My Lords, would the Secretary of State only trigger the powers in Clause 27 if there was evidence of maladministration among the regulatory bodies?
No, my Lords—I would not say that at all. It is clear that we will wish to establish a scheme and produce the necessary regulations in due course.
My Lords, I am grateful to the Minister for going some way to providing reassurance in respect of the questions asked by the noble Baroness, Lady Noakes. I am slightly concerned that the Minister has left the matter so open. I am glad that the concept of maladministration will be the underpinning principle by which Clause 27 could be invoked. There is certainly a need for some form of backstop to protect the public. The Minister is correct when he says that delays in processing complaints cause undue tension and distress. While there are still some gaps left, I am grateful for the Minister's reassurance that there will be limits on the way that Clause 27 is used. I beg leave to withdraw to amendment.
moved Amendment No. 26:
Page 87, line 33, at end insert—
"5A (1) The Secretary of State may direct a Special Health Authority to exercise—
(a) his function of appointing the chairman under paragraph 3, and
(b) any functions conferred on him by regulations made under paragraph 4 in relation to the appointment or the tenure of office of the chairman and the other members.

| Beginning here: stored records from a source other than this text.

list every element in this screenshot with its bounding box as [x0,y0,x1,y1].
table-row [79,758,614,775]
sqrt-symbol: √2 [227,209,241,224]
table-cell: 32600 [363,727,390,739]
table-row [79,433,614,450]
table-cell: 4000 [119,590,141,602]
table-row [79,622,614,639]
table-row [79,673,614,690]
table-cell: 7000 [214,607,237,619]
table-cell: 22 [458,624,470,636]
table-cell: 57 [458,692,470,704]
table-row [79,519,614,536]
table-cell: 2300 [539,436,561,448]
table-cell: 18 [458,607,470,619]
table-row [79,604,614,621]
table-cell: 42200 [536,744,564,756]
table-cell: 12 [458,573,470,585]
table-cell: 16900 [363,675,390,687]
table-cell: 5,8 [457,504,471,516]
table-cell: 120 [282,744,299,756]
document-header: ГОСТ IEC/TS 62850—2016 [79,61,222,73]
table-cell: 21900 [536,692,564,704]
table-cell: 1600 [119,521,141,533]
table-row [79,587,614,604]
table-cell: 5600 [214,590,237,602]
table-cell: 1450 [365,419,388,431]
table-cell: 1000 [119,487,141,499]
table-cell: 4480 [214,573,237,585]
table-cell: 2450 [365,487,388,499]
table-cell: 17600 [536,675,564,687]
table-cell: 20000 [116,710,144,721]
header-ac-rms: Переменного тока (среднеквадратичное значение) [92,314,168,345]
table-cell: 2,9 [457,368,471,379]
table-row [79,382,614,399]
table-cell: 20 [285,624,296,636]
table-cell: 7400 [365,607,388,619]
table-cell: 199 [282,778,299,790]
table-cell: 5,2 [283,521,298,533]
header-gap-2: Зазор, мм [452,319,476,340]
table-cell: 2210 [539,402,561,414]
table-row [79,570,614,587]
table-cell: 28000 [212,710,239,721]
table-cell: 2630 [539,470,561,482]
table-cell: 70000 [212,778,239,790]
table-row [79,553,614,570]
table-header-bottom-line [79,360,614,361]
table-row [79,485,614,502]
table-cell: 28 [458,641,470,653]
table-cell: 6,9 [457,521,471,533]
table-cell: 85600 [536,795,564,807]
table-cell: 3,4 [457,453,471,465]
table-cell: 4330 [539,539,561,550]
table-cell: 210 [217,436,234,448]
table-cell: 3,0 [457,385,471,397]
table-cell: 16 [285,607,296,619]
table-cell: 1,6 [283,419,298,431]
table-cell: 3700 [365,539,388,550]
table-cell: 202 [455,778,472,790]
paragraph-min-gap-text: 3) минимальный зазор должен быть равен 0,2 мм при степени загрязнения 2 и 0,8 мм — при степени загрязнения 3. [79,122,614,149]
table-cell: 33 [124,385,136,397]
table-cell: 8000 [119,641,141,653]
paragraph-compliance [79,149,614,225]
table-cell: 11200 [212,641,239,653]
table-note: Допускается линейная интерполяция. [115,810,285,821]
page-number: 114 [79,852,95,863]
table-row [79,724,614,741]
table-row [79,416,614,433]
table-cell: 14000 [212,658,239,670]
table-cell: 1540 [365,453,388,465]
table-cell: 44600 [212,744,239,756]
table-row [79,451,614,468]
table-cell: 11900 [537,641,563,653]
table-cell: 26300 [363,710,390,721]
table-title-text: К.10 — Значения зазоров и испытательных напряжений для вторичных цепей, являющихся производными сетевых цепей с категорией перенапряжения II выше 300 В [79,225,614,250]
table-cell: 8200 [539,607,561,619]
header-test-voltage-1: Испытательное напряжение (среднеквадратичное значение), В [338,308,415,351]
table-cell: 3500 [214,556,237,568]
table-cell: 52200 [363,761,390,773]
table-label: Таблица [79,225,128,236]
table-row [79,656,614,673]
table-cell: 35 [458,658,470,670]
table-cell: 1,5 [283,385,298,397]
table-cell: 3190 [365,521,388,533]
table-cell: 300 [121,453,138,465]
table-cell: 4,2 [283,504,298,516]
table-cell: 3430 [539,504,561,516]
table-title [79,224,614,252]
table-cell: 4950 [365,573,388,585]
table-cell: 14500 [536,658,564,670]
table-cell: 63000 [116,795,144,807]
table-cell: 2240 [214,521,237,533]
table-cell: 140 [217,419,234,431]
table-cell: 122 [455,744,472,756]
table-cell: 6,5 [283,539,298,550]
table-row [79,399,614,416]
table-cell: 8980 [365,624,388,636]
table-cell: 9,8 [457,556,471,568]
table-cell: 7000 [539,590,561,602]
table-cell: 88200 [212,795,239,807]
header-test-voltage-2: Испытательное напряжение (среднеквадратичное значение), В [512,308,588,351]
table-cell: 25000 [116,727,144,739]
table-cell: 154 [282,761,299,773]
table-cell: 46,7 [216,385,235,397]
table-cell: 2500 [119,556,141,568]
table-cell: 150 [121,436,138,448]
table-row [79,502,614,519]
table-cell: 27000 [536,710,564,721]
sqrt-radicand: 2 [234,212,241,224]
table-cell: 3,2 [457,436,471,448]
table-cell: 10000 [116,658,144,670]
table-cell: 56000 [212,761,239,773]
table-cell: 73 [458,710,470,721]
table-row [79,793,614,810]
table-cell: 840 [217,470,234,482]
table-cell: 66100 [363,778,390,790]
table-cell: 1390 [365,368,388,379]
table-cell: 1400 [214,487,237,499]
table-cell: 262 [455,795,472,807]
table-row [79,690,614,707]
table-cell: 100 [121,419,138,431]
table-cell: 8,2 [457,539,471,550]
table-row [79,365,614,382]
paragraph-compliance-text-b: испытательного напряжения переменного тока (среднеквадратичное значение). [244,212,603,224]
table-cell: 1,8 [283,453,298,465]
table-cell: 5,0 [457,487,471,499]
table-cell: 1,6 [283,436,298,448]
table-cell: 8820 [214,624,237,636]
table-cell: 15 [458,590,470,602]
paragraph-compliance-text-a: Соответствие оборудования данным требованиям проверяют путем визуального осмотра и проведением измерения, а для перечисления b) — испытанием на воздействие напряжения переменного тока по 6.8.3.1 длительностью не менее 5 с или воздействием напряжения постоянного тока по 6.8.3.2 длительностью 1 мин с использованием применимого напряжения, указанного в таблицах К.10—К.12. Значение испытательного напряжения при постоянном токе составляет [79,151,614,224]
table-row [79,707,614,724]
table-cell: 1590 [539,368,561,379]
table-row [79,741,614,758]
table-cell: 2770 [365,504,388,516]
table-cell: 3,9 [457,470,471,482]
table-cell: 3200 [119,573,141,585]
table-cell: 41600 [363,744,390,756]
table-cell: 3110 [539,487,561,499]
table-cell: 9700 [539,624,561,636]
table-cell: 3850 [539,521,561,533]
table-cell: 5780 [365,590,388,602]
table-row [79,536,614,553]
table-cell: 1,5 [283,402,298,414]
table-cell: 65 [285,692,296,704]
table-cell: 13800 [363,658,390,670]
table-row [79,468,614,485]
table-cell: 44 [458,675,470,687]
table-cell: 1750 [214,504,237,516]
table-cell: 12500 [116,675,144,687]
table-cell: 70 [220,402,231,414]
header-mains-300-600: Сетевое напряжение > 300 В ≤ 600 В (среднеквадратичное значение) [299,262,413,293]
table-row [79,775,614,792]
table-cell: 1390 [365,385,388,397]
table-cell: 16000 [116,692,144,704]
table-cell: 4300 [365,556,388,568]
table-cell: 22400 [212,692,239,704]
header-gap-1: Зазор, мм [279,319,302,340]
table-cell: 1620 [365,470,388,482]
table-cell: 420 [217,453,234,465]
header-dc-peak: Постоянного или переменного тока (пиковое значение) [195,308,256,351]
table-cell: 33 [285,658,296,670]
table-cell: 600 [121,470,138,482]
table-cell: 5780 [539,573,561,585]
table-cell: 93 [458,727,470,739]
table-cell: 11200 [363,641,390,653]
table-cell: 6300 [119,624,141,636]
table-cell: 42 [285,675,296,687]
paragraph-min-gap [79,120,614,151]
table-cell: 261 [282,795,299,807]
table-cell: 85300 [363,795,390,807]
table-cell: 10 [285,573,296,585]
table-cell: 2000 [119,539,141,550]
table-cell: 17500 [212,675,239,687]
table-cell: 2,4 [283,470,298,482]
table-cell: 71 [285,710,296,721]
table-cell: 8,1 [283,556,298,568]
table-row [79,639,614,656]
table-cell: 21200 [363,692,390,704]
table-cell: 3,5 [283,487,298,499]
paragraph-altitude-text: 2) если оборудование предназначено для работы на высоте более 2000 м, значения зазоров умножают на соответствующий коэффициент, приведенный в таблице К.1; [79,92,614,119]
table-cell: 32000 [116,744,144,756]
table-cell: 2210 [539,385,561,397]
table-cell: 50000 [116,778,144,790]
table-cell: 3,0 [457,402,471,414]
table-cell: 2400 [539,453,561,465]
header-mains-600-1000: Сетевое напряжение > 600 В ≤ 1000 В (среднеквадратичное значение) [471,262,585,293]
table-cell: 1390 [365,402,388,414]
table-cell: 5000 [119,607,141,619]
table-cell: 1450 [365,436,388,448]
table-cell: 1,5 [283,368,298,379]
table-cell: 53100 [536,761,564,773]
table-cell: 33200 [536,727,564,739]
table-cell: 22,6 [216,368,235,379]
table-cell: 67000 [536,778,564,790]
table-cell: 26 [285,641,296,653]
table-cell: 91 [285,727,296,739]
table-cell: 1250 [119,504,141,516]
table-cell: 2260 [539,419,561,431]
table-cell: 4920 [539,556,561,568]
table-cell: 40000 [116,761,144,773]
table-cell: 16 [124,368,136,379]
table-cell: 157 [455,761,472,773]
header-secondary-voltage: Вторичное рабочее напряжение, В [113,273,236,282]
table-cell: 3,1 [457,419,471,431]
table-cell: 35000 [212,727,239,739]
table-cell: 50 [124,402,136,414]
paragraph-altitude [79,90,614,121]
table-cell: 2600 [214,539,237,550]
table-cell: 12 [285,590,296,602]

(2) If he does so, the 1977 Act has effect as if—
(a) the directions were directions of the Secretary of State under section 16D of that Act, and, accordingly,
(b) the functions were exercisable by the Special Health Authority under section 16D."
On Question, amendment agreed to.
My Lords, I beg to move that the Bill do now pass.
Moved, That the Bill do now pass.—(Lord Hunt of Kings Heath.)
On Question, Bill passed, and returned to the Commons with amendments.